Delirium and visioning may sound similar but they are very different. Hallucinations from delirium tend to be stressful and disorienting, and accompanied by a lack of awareness and focus. Meanwhile, visioning is a comforting experience that can come alongside full awareness and lucidity. However, many patients won’t report ELDVs in fear of ridicule or embarrassment.
An End-Of-Life Nurse
Julie McFadden, BSN, RN, cultivated a following on TikTok where she demystifies death by talking about her work. “People often ask, ‘Isn’t it so depressing?’ It’s sad sometimes, yes. There’s really no way around that,” she wrote on Time. “But I don’t find my job to be depressing. In a way, it’s actually a sacred gift to me. The people I’ve met in their dying moments have changed my outlook on life, and far from depressing, I find their stories precious and inspiring.
“I See it All the Time”
McFadden explains that visioning occurs a “few weeks to a month before death, not right before death,” in a TikTok. Although scientists don’t fully understand why it occurs, she clarifies it is not a result of delirium, ICU psychosis, lack of oxygen to the brain, or medication. “It’s very specific. Always comforting.”

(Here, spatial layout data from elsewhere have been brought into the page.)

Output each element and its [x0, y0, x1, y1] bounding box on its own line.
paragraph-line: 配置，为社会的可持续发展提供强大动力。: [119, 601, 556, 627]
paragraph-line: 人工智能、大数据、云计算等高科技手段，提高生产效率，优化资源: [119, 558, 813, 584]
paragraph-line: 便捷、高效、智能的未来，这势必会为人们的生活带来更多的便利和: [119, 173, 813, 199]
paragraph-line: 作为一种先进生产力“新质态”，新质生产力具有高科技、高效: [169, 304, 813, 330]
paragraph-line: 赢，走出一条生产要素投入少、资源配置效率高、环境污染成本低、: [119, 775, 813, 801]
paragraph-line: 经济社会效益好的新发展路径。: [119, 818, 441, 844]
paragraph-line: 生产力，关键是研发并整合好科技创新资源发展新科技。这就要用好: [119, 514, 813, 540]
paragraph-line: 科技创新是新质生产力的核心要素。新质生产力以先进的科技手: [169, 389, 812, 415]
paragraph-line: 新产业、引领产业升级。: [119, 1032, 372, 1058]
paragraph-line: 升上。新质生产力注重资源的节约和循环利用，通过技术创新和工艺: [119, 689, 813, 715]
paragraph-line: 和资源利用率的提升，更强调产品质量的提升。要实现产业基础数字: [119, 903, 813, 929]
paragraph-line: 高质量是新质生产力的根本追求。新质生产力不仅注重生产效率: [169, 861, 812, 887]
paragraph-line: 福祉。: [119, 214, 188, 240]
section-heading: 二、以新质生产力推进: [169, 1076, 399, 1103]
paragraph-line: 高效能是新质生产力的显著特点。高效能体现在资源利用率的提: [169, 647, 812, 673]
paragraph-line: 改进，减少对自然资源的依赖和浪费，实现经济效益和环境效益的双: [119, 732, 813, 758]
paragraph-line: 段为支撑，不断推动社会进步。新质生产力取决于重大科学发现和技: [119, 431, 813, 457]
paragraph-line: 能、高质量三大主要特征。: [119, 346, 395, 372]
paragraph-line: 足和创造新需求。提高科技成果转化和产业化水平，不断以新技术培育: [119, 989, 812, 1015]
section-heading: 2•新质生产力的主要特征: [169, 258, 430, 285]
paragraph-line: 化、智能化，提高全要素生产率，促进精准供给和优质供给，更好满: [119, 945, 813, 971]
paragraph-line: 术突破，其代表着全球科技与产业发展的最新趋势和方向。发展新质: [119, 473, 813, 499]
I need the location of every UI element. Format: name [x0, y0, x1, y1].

She concludes: “As an ICU nurse I wouldn’t have believed it either but now that I’ve been a hospice nurse for eight years, I believe it, because I see it all the time.”
“I Ask Specific Questions”
McFadden believes she may hear more stories about visioning compared to other nurses because of how much time she spends with the families and because of the specific questions she asks. As she explains in a TikTok, “I don’t say ‘are they seeing dead relatives.’ I just say ‘is there anything else that’s concerning you’ after a full visit…” This question often prompts the family or patient to report the ELDVs.
“She Came and Told Me”
She tells one visioning experience she had witnessed involving a couple who had been married for about 70 years. The husband was in hospice when the wife’s sister passed away. The sister was very close to the couple so the wife was afraid of upsetting her husband. After about a week, she finally told him and he said he already knew because the sister was dead because “she came and told me.”

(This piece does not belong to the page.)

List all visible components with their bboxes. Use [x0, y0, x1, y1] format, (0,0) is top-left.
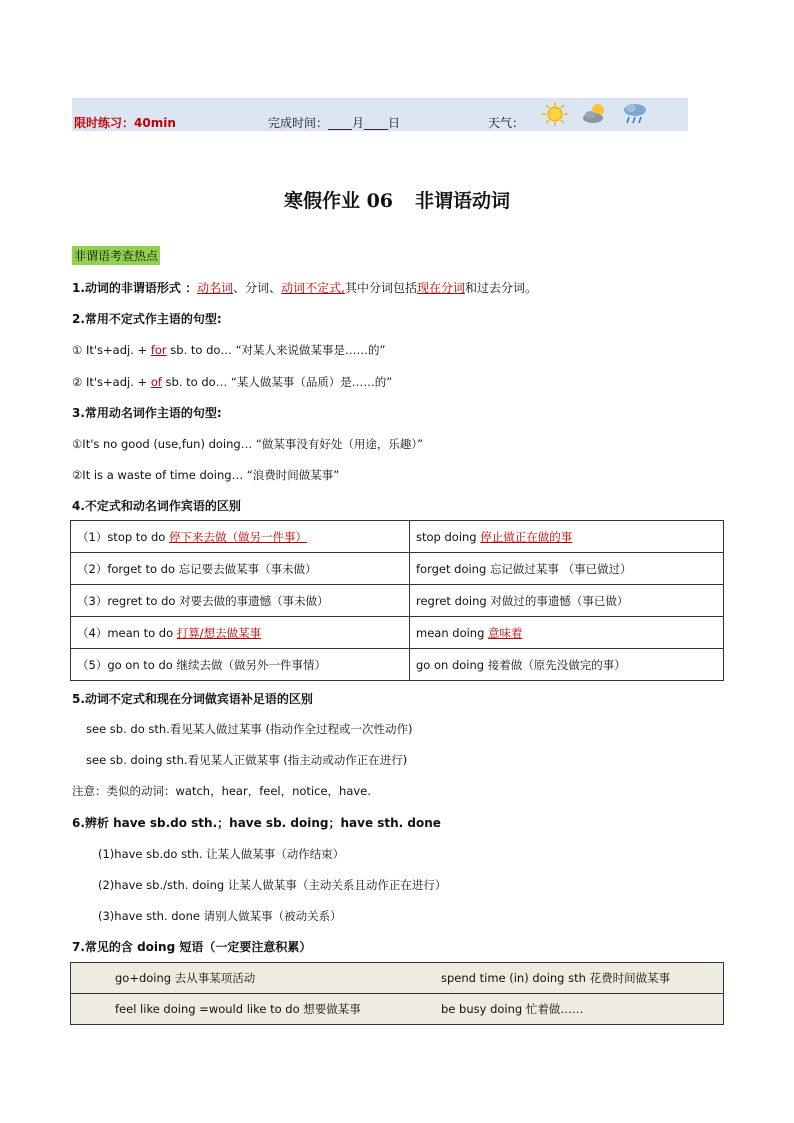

“That might sound crazy to you but that kind of stuff isn’t that crazy because it happens enough,” the nurse explained. “Especially if you take the time to talk to people, they will tell you things like this…” The husband, being a Christian, had also had ELDVs of Jesus that comforted him.
Awareness of End-Of-Life Visions
About 50% to 60% of hospice patients report these end-of-life visions, according to a 2009 report from the American Journal of Hospice and Palliative Medicine. Therefore, authors of an 2023 analysis in the same journal call for better training for hospice profesionals and caregivers to identify and normalize ELDVs.
Listening to Visioning
Since these visions are psychologically important, they can “provide a source for clinical insight” and carers should “avoid dismissing them as alterations of cognition (eg. delirium),” says the authors. Additionally, interpreting and sharing these visions can create “additional strategies for supporting, reassuring and strengthening the relationship with their loved ones.” Once the fear of judgement is gone, patients may share knowledge that caregivers can use to improve the dying process.